Being Honest About Gay Marriage

December 15, 2006 – 12:45 pm

CNN has an article today on their website about President Bush’s reaction to the pregnancy of Mary Cheney, the Vice President’s daughter. As you may know, Mary Cheney is gay, and she and her partner are expecting their first child. Here is what the president had to say:

“I think Mary is going to be a loving soul to her child. And I’m happy for her,” Bush said in an interview with People magazine.

President Bush was asked how this fit in with his well known political opposition to gay marriage and to the idea of a monogamous gay couple raising a child:

In a 2005 interview with The New York Times, Bush said: “I believe children can receive love from gay couples. But the ideal is — and studies have shown that –the ideal is where a child is raised in a married family with a man and a woman.”

He sidestepped the issue when questioned by People magazine about whether he still held that belief.

“Mary Cheney is going to make a fine mom, and she’s going to love this child a lot,” he said, according to an excerpt from the interview.

And here we reach a conundrum for the president. If the president really thinks gay couples raising children are a threat to the American family, that most fundamental of societal units that is holding the very fabric of our nation together, shouldn’t the president speak up? He could say something like, “I think the decisions Mary Cheney and her partner have made threaten the American family and should be guarded against at all cost.” But he doesn’t say that. He says “Mary Cheney is going to make a fine mom, and she’s going to love this child a lot.”

The president has thus made two statements: (1) he thinks gay couples pose a unique risk to the children they choose to raise, and (2) Mary Cheney is going to make a fine mom and will love her child. How do those jive? Let’s give the president the benefit of the doubt and say he believes both statements are true. The question to the president should then be, “What makes Mary Cheney unique among gay parents that will allow her to ‘make a fine mom’?” I sure would like to know why Mary Cheney is the exception to the rule and why we should expect gay parents at large to be a threat to the well-being of children they choose to raise.

And, since he acknowledges that empirically some gay couples are able to make fine parents and love their children, why should we legislate against a whole class of potential parents in the form of attacks on gay marriage? There are plenty of straight couples that make really crappy parents. Should we just ban marriage altogether?

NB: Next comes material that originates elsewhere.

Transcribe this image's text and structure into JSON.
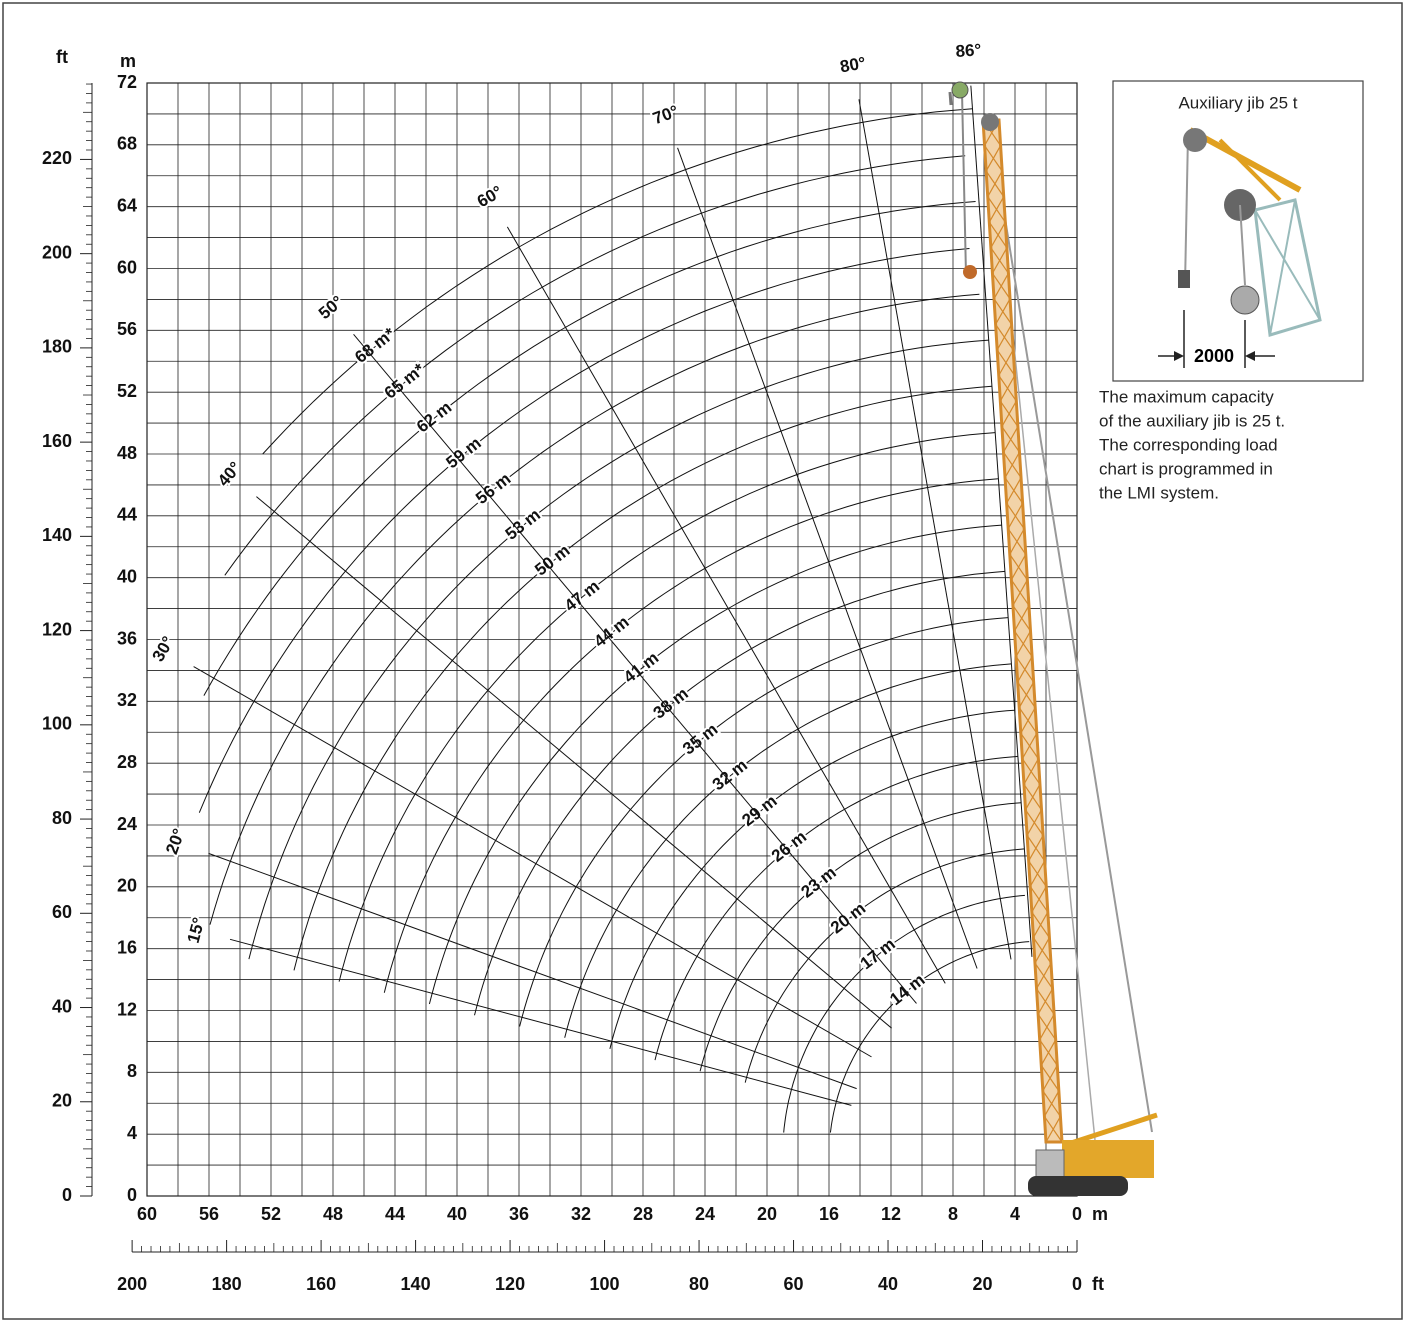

Now let’s say the president believes statement (1) but does not believe statement (2). Then he’s just being patronizing. He’s saying what he thinks he should be saying, what a decent human being would say about the daughter of a close personal friend. That’s plainly disrespectful and insulting.

Okay, let’s say the president does not believe (1). What he thinks about (2) doesn’t really matter at this point. Then it’s clear he’s just been pandering to his political base, trying to degrade the humanity of gay couples purely for political gain. How entirely selfish, intellectually dishonest, and morally reprehensible that would be.

So, the best case scenario here is that the president really does believe his two statements, and at that point, I wish journalists would take the added step of asking the president to identify why Mary Cheney will make a great mom when so many other homosexuals would pose a risk to their children. Then the journalist should point out that within the class of gay parents, the president himself has acknowledged there are good parents and bad parents. Within the class of straight parents, it is well know there are good parents and bad parents. Why should we uniquely legislate against the ability of homosexuals to be parents while we do not do the same to heterosexuals?

It’s pure, unadulterated bigotry. You can tie a colorful ribbon around it and put a pretty bow on top, but it is what it is. And the sooner people recognize what it is, the sooner we can stop wasting our time on this nonsense and try to fix real problems, of which this country currently has many.